In response to double-strand breaks of DNA induced by radiation, ATM (ataxia telangiectasia mutated) is recruited to phosphorylate the tumor suppressor protein p53 [7, 8]. Phosphorylated p53 coordinates cell cycle arrest and apoptosis. In cell cycle arrest, p53 upregulates p21, a cyclin-dependent kinase (CDK) inhibitor [9]. p21 suppresses cyclin/CDK activity and binds to proliferating cell nuclear antigen, resulting in cell cycle arrest at G1 and G2 [10-12]. When the level of DNA damage is severe, unrepaired double-strand breaks (DSBs) can lead to apoptosis by p53-transcriptional regulation of genes with apoptotic activity [13].

Embryonic stem cells (ESCs), which are derived from the inner cell mass (ICM) of blastocysts, can undergo unlimited self-renewal and retain pluripotency to differentiate into all cell types of the body [14]. In contrast to somatic cells, which activate G1/S, intra S, and G2/M checkpoints after DSBs, ESCs lack the G1/S checkpoint and undergo only a temporary delay at G2/M phase in response to DSBs [15]. This property is thought to be a reason why ESCs are highly sensitive to radiation. Recent studies suggest that p21 might be involved in the apoptotic process of ESCs after radiation exposure, and p21 is activated through Smad and Forkhead box, class O (Foxo) pathways [16-19].

Despite the accumulated data from irradiated ESCs, we still lack information regarding effects of low-dose irradiation on embryos in terms of clinical medicine. Using 8-cell stage mouse embryos irradiated with a low dose (0.1–1.0 Gy), we aimed to (1) observe the developmental rate and survival rate after embryo transfer, (2) investigate the apoptotic process including the Smad-p21 pathway, and (3) evaluate the pluripotency of the ICM and trophectoderm (TE).

Materials and methods

Animals and embryos

Mice were maintained according to the Osaka City University guidelines for animal experimentation. BDF1 mice aged 8–10 weeks were superovulated by an intraperitoneal injection of 6.7 IU pregnant mare serum gonadotropin (PMSG; serotoropin, Aska Pharmaceutical Co.). Forty-eight hours after PMSG injection, the mice were injected with 6.7 IU human chorionic gonadotrophin (hCG; gonadotropin, Aska Pharmaceutical Co.). They were mated with BDF1 males of > 12 weeks of age. At 42–45 h after hCG injection, 2-cell embryos were collected from the oviducts by puncturing the ampulla portion of the oviduct with a needle in M2-buffered medium under a stereomicroscope. All embryos were cultured in a 100 μl drop of M16 medium covered by mineral oil at 37 °C in a humidified atmosphere with 5% CO2.

X-ray irradiation

Twenty-four hours after collection of 2-cell stage embryos, development of the embryos was observed under the stereomicroscope. Embryos that had developed to the 8-cell stage were collected in 100 μl M2 medium. These 8-cell stage embryos were irradiated with X-rays at doses of 0.1, 0.5, and 1.0 Gy with dose rate of 0.7 Gy/min by an X-ray irradiation device (MBR-1520A-2; Hitachi Medical Corporation). After X-ray irradiation, the embryos were washed with M16 medium and cultured at 37 °C.

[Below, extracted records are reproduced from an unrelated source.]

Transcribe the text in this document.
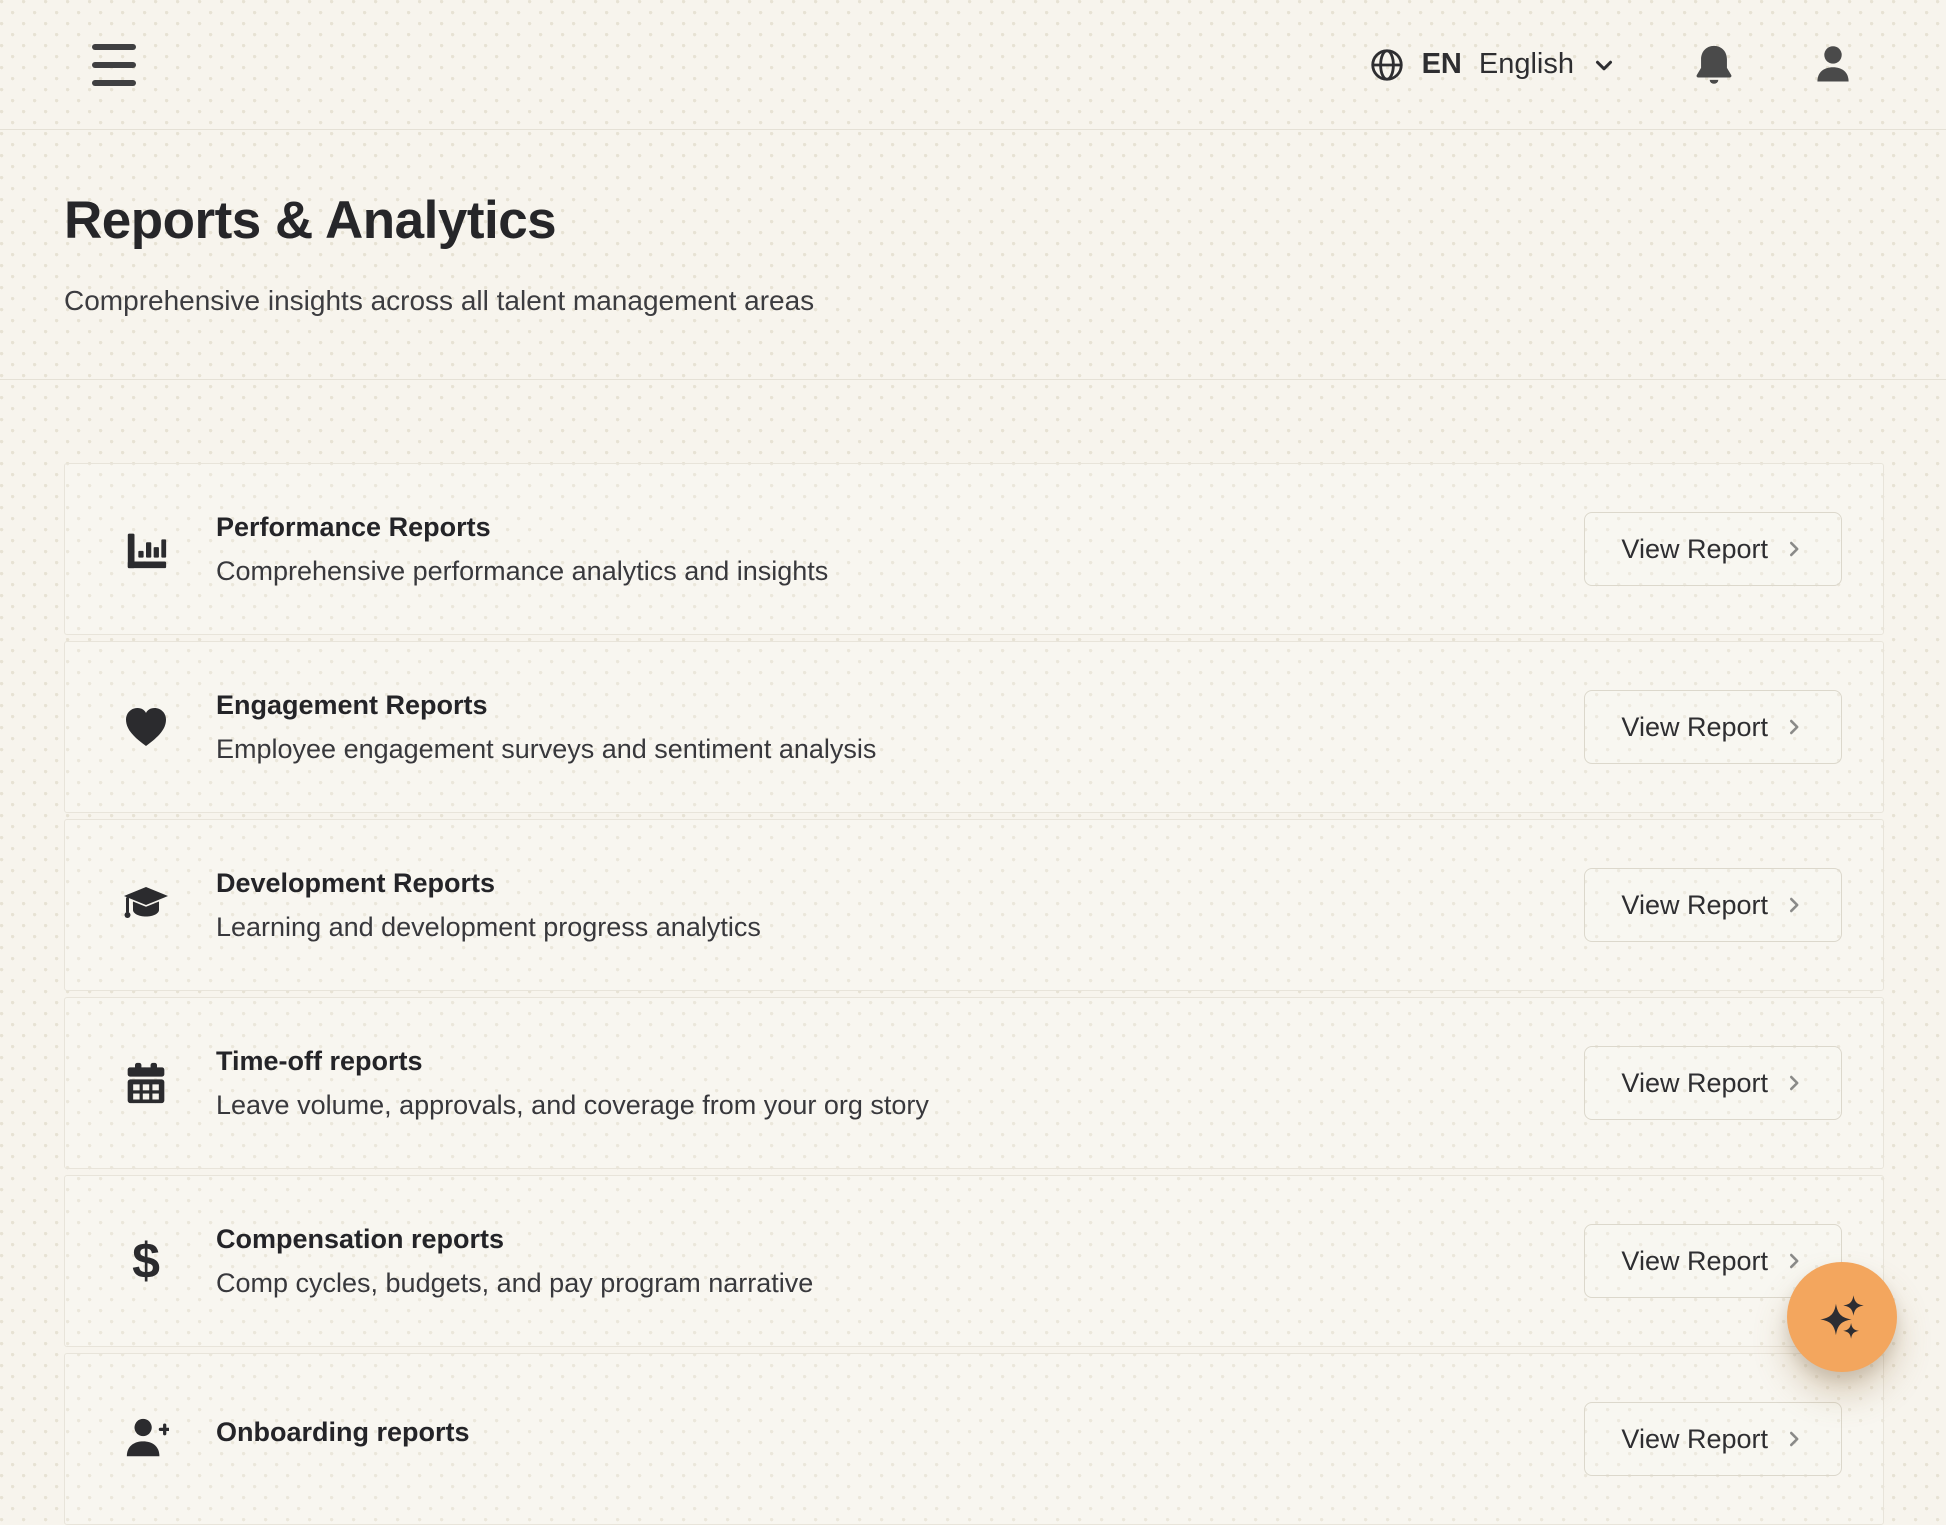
EN English
Reports & Analytics

Comprehensive insights across all talent management areas

Performance Reports
Comprehensive performance analytics and insights
View Report
Engagement Reports
Employee engagement surveys and sentiment analysis
View Report
Development Reports
Learning and development progress analytics
View Report
Time-off reports
Leave volume, approvals, and coverage from your org story
View Report
$ Compensation reports
Comp cycles, budgets, and pay program narrative
View Report
Onboarding reports	View Report
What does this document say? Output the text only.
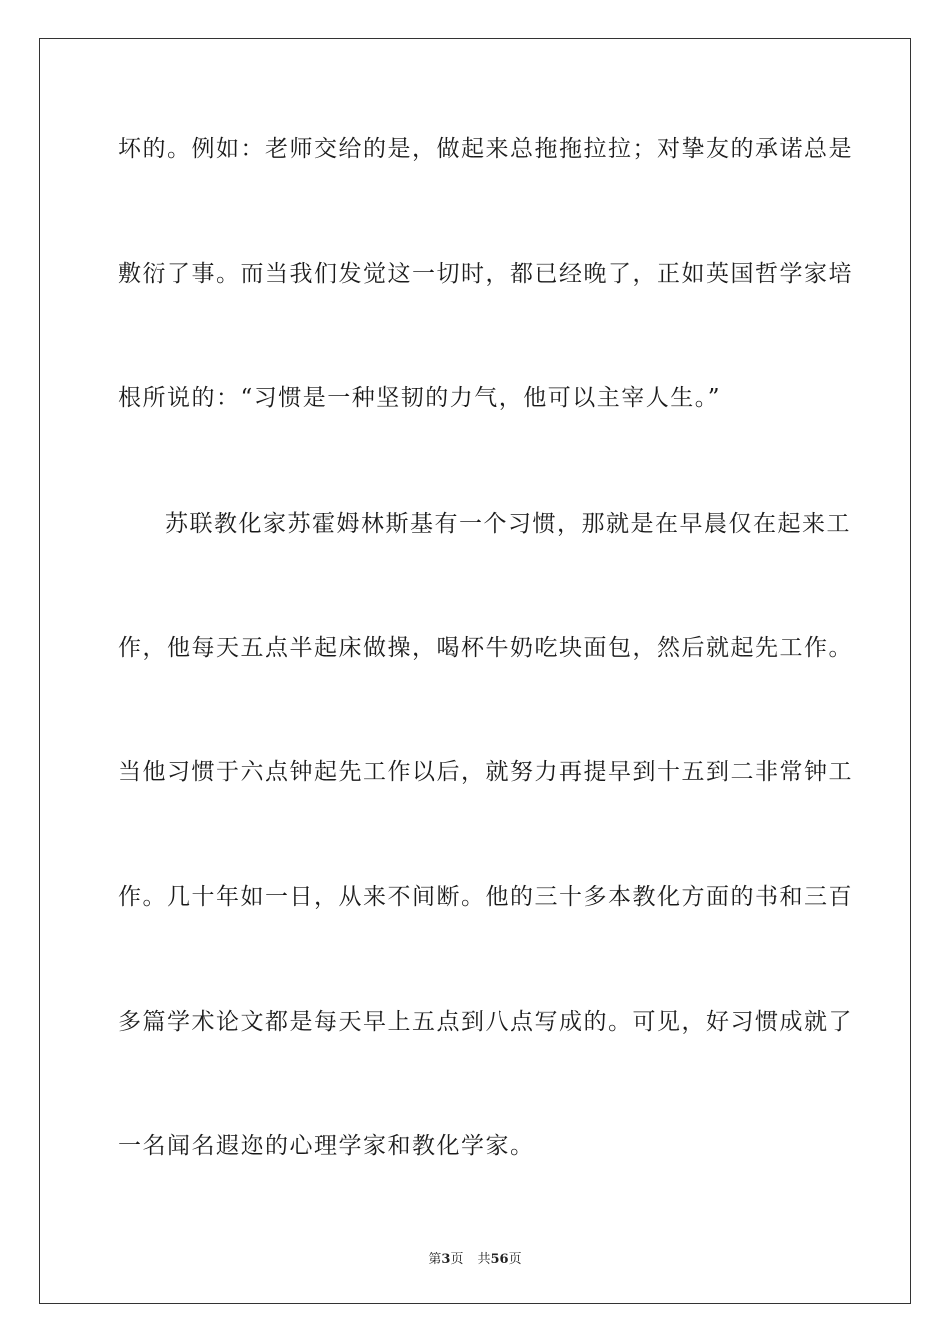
坏的。例如：老师交给的是，做起来总拖拖拉拉；对挚友的承诺总是
敷衍了事。而当我们发觉这一切时，都已经晚了，正如英国哲学家培
根所说的：“习惯是一种坚韧的力气，他可以主宰人生。”
苏联教化家苏霍姆林斯基有一个习惯，那就是在早晨仅在起来工
作，他每天五点半起床做操，喝杯牛奶吃块面包，然后就起先工作。
当他习惯于六点钟起先工作以后，就努力再提早到十五到二非常钟工
作。几十年如一日，从来不间断。他的三十多本教化方面的书和三百
多篇学术论文都是每天早上五点到八点写成的。可见，好习惯成就了
一名闻名遐迩的心理学家和教化学家。
第3页 共56页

Real-time reverse transcription polymerase chain reaction analysis

Thirty-three hours after X-ray irradiation, blastocysts with a normal appearance were collected in a pool and their RNA was extracted. More than 80 embryos were prepared for each dose condition (0, 0.1, 0.5, 1 Gy; total > 320 embryos) and irradiated. The morphologically normal 60 embryos of each dose were divided into three groups with 20 embryos. RNAs were extracted from 20 embryos. These blastocysts were washed in drops of phosphate-buffered saline (PBS) twice. RNA samples were isolated using an RNeasy Micro Kit (QIAGEN) and dissolved in 14 μl RNase-free water. The three RNA samples from each radiation condition were used for RT-PCR as triplicate. cDNA was synthesized from 10 μl RNA in a 10-μl reaction mixture with random primers and reverse transcription reagent using a High-Capacity cDNA Reverse Transcription Kit (Applied Biosystems). mRNA expression was analyzed by TaqMan real-time PCR. Reactions were carried out using TaqMan Gene Expression Master Mix (Applied Biosystems) in a final volume of 20 μl and performed in duplicate for each cDNA sample. Primer sets for 18S rRNA (Mm03928990_g1), p21 (Mm01212280_m1), Smad2 (Mm00487530_m1), Foxo1 (Mm00490671_m1), octamer-binding transcription factor 4 (Oct4; Mm03053917_g1), caudal-type homeobox protein 2 (Cdx2; Mm01212280_m1), and Nanog (Mm02019550_s1) were purchased from Applied Biosystems. Amplifications were performed under standard conditions by ABI7500 Fast System.

Immunofluorescence staining

Embryos were washed, fixed with 4% paraformaldehyde in PBS for 20 min, permeabilized for 20 min at room temperature in PBS containing 0.5% Triton X-100, and then blocked in a 3 mg/ml bovine serum albumin solution for 30 min. They were immunostained with anti-γH2AX monoclonal antibody (1:1000 dilution, Novus biologicals), or anti-cleaved caspase-3 monoclonal antibody (1:400 dilution, Cell Signaling) overnight at 4 °C and then treated with a secondary antibody conjugated with an Alexa Fluor (goat anti-rabbit IgG secondary antibody, Alexa Fluor 488 conjugate, 1:1000 dilution; Thermo Scientific) and 6-diamidio-2-phyenylindole (DAPI) for 2 h at room temperature. The embryos were washed and observed under a fluorescence microscope. At least 10 embryos were analyzed for each (0, 0.1, 0.5, 1 Gy) irradiation.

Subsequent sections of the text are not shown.